For most of her adulthood, Manuela has lived a life of quiet desperation, replete of lies–small and big lies–to herself and to others. Manuela has told Esteban that his father had died before he was born, and she now promises to tell him about his lineage once they return home from the show. Sadly, this never happens, due to a fatal car accident. On a fateful rainy night, Huma and her co-star, the lesbian junkie lover Nina (Candela Pena), board a taxicab after the show. Running after them for an autograph, Esteban is hit by the taxi. The utterly devastated Manuela, who witnesses the accident, is a nurse who organizes seminars to counsel relatives of prospective organ donors. She immediately decides to donate Esteban’s body, and violating the rules, takes a trip to meet (incognito) the recipient of her son’s organs. Almodovar inserts a close-up of the middle-aged recipient’s chest when he happily gets out of the hospital, with the new beating heart of a youngster.
After the tragedy, Manuela begins to deal with the disaster by bringing together the disparate and unfinished elements of her life. Honoring Esteban’s last wish to find his father, who’s also named Esteban, she returns to her hometown Barcelona to seek him out. The boy’s father is a transvestite, Lola the Pioneer (Toni Canto), who never knew he had a child because Manuela didn’t tell him. Manuela later recalls how Esteban became Lola in Paris, where he got a pair of huge breasts, bigger than hers.

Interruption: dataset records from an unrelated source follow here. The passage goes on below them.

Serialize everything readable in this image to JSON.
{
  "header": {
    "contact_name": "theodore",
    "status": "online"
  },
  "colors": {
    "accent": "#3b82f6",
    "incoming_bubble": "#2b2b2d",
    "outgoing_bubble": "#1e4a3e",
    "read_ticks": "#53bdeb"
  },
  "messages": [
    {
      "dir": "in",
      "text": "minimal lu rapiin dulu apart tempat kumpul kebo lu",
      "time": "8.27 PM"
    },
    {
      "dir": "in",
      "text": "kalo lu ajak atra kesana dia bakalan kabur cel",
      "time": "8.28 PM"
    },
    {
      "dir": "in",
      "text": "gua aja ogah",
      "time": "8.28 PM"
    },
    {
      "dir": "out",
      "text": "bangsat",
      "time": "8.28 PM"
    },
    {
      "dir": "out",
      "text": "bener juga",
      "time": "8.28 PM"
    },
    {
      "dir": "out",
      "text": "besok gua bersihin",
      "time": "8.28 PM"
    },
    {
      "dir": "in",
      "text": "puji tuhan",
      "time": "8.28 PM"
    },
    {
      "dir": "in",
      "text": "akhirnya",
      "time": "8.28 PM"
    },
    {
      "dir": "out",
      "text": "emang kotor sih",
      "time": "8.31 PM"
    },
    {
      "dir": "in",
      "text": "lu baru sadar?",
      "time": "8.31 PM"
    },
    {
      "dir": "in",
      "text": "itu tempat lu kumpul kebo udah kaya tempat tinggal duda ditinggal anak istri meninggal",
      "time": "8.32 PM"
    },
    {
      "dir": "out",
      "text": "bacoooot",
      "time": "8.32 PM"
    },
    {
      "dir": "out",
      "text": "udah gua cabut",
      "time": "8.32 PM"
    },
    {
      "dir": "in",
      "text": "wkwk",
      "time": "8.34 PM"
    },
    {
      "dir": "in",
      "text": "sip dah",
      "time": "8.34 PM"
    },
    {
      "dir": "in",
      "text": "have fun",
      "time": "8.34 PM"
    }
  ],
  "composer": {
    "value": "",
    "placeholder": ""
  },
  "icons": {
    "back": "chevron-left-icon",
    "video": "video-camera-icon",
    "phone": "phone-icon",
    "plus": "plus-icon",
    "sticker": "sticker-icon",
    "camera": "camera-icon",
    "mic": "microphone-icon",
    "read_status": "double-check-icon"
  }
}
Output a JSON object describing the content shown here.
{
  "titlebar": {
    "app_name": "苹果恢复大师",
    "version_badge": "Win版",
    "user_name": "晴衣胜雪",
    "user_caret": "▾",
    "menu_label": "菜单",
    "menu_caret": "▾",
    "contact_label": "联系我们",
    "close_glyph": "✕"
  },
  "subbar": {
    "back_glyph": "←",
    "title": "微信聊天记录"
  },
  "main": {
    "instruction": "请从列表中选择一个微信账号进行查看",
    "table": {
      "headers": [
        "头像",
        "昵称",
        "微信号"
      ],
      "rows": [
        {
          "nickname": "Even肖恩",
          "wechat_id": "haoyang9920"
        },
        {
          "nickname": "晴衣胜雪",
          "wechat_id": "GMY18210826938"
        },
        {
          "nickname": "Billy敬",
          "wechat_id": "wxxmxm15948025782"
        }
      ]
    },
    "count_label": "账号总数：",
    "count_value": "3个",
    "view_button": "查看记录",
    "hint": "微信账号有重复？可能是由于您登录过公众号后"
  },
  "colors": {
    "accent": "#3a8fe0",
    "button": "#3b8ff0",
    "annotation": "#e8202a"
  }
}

Having left Barcelona while pregnant eighteen years earlier, Manuela is now looking for Esteban-Lola at a sleazy pick-up place. It’s a marginal, remote milieu, populated by sleazy older men, cruise hustlers and prostitutes, both male and female. Arriving by taxi, Manuela encounters a battered transsexual, beaten up in the open fields by a frustrated customer. La Agrado has huge, artificial breasts and a huge, real cock (More about it later). He/she turns out to be Manuela’s old friend from their Barcelona days. He goes by the name of La Agrado (Antonia San Juan), because, as he explains, “I always agree.”
Two decades ago, La Agrado lived with Manuela and Esteban’s father, before the latter had sex-change operation. La Agrado complains to Manuela that she had taken in the sickly HIV-positive Lola, but to her chagrin, the ungrateful Lola ran off with all of her money and possessions. Through Agrado, Manuela meets Sister Rosa (Penelope Cruz), a nun bound for missionary service in El Salvador. Manuela then becomes personal assistant to Huma, the stage actress whom her son had admired. She helps Huma manage her life, which is mostly controlling Nina, her tempestuous, drug-addicted younger lover, who periodically abandons her.
Deciding to change her life, La Agrado goes to see Sister Rosa for counseling. It turns out that Sister Rosa had been impregnated and infected by Lola with the HIV virus. Though resistant at first, Manuela decides to nurse Sister Rosa through her pregnancy, the birth of her child, and eventually her death (at childbirth, of course). As Lola is ravaged by AIDS, Rosa’s child is born HIV-positive. In the climax, Manuela confronts Lola, the dying transsexual and father of her son. Manuela decides to bring up the baby boy who is also named Esteban, and all ends well, when the third Esteban defeats the lethal virus.